Saturday, June 27, 2009
Making a Debut in the Regency
by Ann Lethbridge
Talking of debuts, my first Harlequin Historical is currently available in England. I was there earlier in the month and quite delighted to see it on the shelves.
The London Season started in March/April time and went to sometime in June. It was tied to Parliament. Each year the Queen held Presentation Drawing Rooms two or three times a week during the Season. Wives and daughters of peers, members of parliament, or the landed gentry were allowed to be formally presented at Court. For the daughter, this was called her come-out or her debut. Young men made their bows.
The picture is of a Court Dress from 1817.When the young lady in question was about 17 or 18, her mother would send in a request to the Lord Chamberlain indicating she wished her daughter to be presented. Only a lady who had herself been presented could sponsor her at the drawing room. The King and Queen did not recognize anyone who had not been presented to them.
It provided the young woman with an gilt-edged entry into society. However, a young lady who had not been presented could still go to balls, routs and other entertainments, if she was invited.
Here we have a lady and gentleman in court dress for 1807.
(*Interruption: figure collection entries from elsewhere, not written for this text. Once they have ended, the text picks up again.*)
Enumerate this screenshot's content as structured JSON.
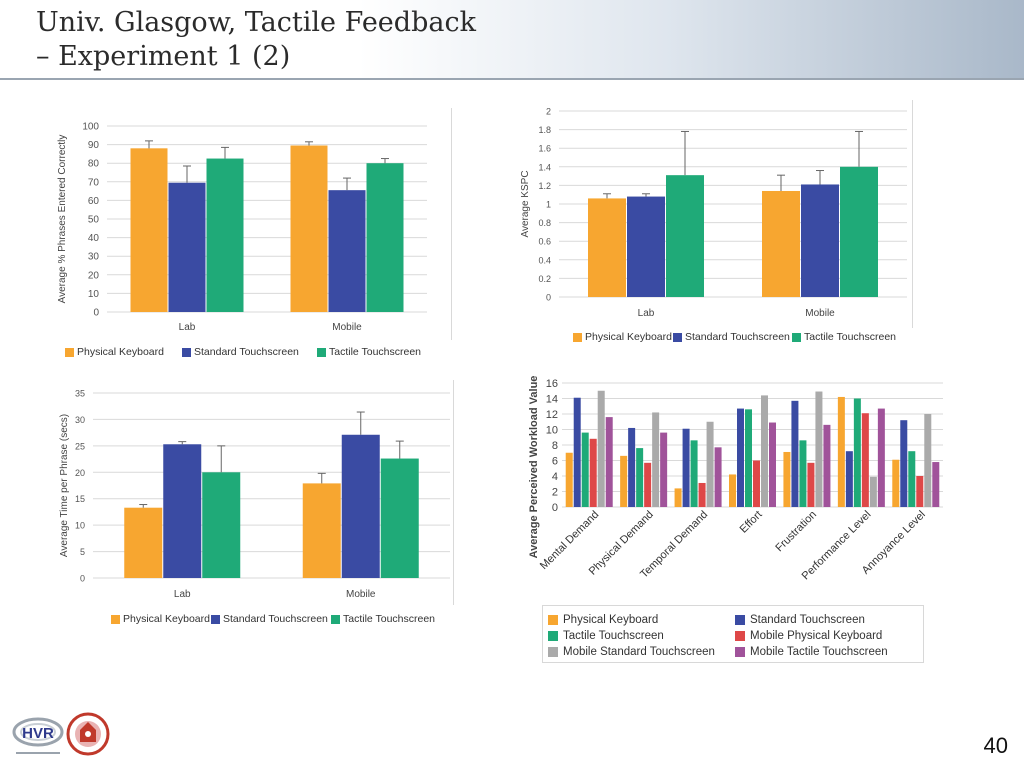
{
  "slide": {
    "title_line1": "Univ. Glasgow, Tactile Feedback",
    "title_line2": "– Experiment 1 (2)",
    "page_number": "40",
    "logo_text": "HVR"
  },
  "colors": {
    "physical_keyboard": "#F7A630",
    "standard_touchscreen": "#3A4BA3",
    "tactile_touchscreen": "#1FAA78",
    "mobile_physical_keyboard": "#DE4848",
    "mobile_standard_touchscreen": "#AAAAAA",
    "mobile_tactile_touchscreen": "#A0539A"
  },
  "chart_data": [
    {
      "type": "bar",
      "ylabel": "Average % Phrases Entered Correctly",
      "ylim": [
        0,
        100
      ],
      "yticks": [
        "0",
        "10",
        "20",
        "30",
        "40",
        "50",
        "60",
        "70",
        "80",
        "90",
        "100"
      ],
      "categories": [
        "Lab",
        "Mobile"
      ],
      "series": [
        {
          "name": "Physical Keyboard",
          "values": [
            88,
            89.5
          ],
          "errors": [
            4,
            2
          ]
        },
        {
          "name": "Standard Touchscreen",
          "values": [
            69.5,
            65.5
          ],
          "errors": [
            9,
            6.5
          ]
        },
        {
          "name": "Tactile Touchscreen",
          "values": [
            82.5,
            80
          ],
          "errors": [
            6,
            2.5
          ]
        }
      ],
      "legend": "bottom"
    },
    {
      "type": "bar",
      "ylabel": "Average KSPC",
      "ylim": [
        0,
        2
      ],
      "yticks": [
        "0",
        "0.2",
        "0.4",
        "0.6",
        "0.8",
        "1",
        "1.2",
        "1.4",
        "1.6",
        "1.8",
        "2"
      ],
      "categories": [
        "Lab",
        "Mobile"
      ],
      "series": [
        {
          "name": "Physical Keyboard",
          "values": [
            1.06,
            1.14
          ],
          "errors": [
            0.05,
            0.17
          ]
        },
        {
          "name": "Standard Touchscreen",
          "values": [
            1.08,
            1.21
          ],
          "errors": [
            0.03,
            0.15
          ]
        },
        {
          "name": "Tactile Touchscreen",
          "values": [
            1.31,
            1.4
          ],
          "errors": [
            0.47,
            0.38
          ]
        }
      ],
      "legend": "bottom"
    },
    {
      "type": "bar",
      "ylabel": "Average Time per Phrase (secs)",
      "ylim": [
        0,
        35
      ],
      "yticks": [
        "0",
        "5",
        "10",
        "15",
        "20",
        "25",
        "30",
        "35"
      ],
      "categories": [
        "Lab",
        "Mobile"
      ],
      "series": [
        {
          "name": "Physical Keyboard",
          "values": [
            13.3,
            17.9
          ],
          "errors": [
            0.6,
            1.9
          ]
        },
        {
          "name": "Standard Touchscreen",
          "values": [
            25.3,
            27.1
          ],
          "errors": [
            0.5,
            4.3
          ]
        },
        {
          "name": "Tactile Touchscreen",
          "values": [
            20,
            22.6
          ],
          "errors": [
            5,
            3.3
          ]
        }
      ],
      "legend": "bottom"
    },
    {
      "type": "bar",
      "ylabel": "Average Perceived Workload Value",
      "ylim": [
        0,
        16
      ],
      "yticks": [
        "0",
        "2",
        "4",
        "6",
        "8",
        "10",
        "12",
        "14",
        "16"
      ],
      "categories": [
        "Mental Demand",
        "Physical Demand",
        "Temporal Demand",
        "Effort",
        "Frustration",
        "Performance Level",
        "Annoyance Level"
      ],
      "series": [
        {
          "name": "Physical Keyboard",
          "values": [
            7,
            6.6,
            2.4,
            4.2,
            7.1,
            14.2,
            6.1
          ]
        },
        {
          "name": "Standard Touchscreen",
          "values": [
            14.1,
            10.2,
            10.1,
            12.7,
            13.7,
            7.2,
            11.2
          ]
        },
        {
          "name": "Tactile Touchscreen",
          "values": [
            9.6,
            7.6,
            8.6,
            12.6,
            8.6,
            14,
            7.2
          ]
        },
        {
          "name": "Mobile Physical Keyboard",
          "values": [
            8.8,
            5.7,
            3.1,
            6,
            5.7,
            12.1,
            4
          ]
        },
        {
          "name": "Mobile Standard Touchscreen",
          "values": [
            15,
            12.2,
            11,
            14.4,
            14.9,
            3.9,
            12
          ]
        },
        {
          "name": "Mobile Tactile Touchscreen",
          "values": [
            11.6,
            9.6,
            7.7,
            10.9,
            10.6,
            12.7,
            5.8
          ]
        }
      ],
      "legend": "bottom"
    }
  ]
}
During the Regency, the presentations took place at St. James's Palace at events called Drawing Rooms. Hoops and white feather plumes, as shown in the picture above, were required dress. After waiting for hours, and only permitted to stand in the presence of the Queen, the young lady would be announced by the Chamberlain and walked to where the Queen sat and made a deep curtsy — which had been practiced and practiced while wearing the hooped skirt. A few pleasantries were exchanged, the young woman answering any question the Queen put to her, but no more. When the Queen indicated she was dismissed, the young woman made one more deep curtsey, and then walked backwards out of the royal presence all the while praying she wouldn't trip over her train.
There were several years in which no Presentation Drawing Rooms were held during the Regency because of the King's illness. Between the King's birth day in 1810, and April 30 1812, there were no drawing rooms held. You can imagine the preparations and the requests after that length of time had passed.
So while presentation to the Queen was not required, it was certainly expected for the members of the ton.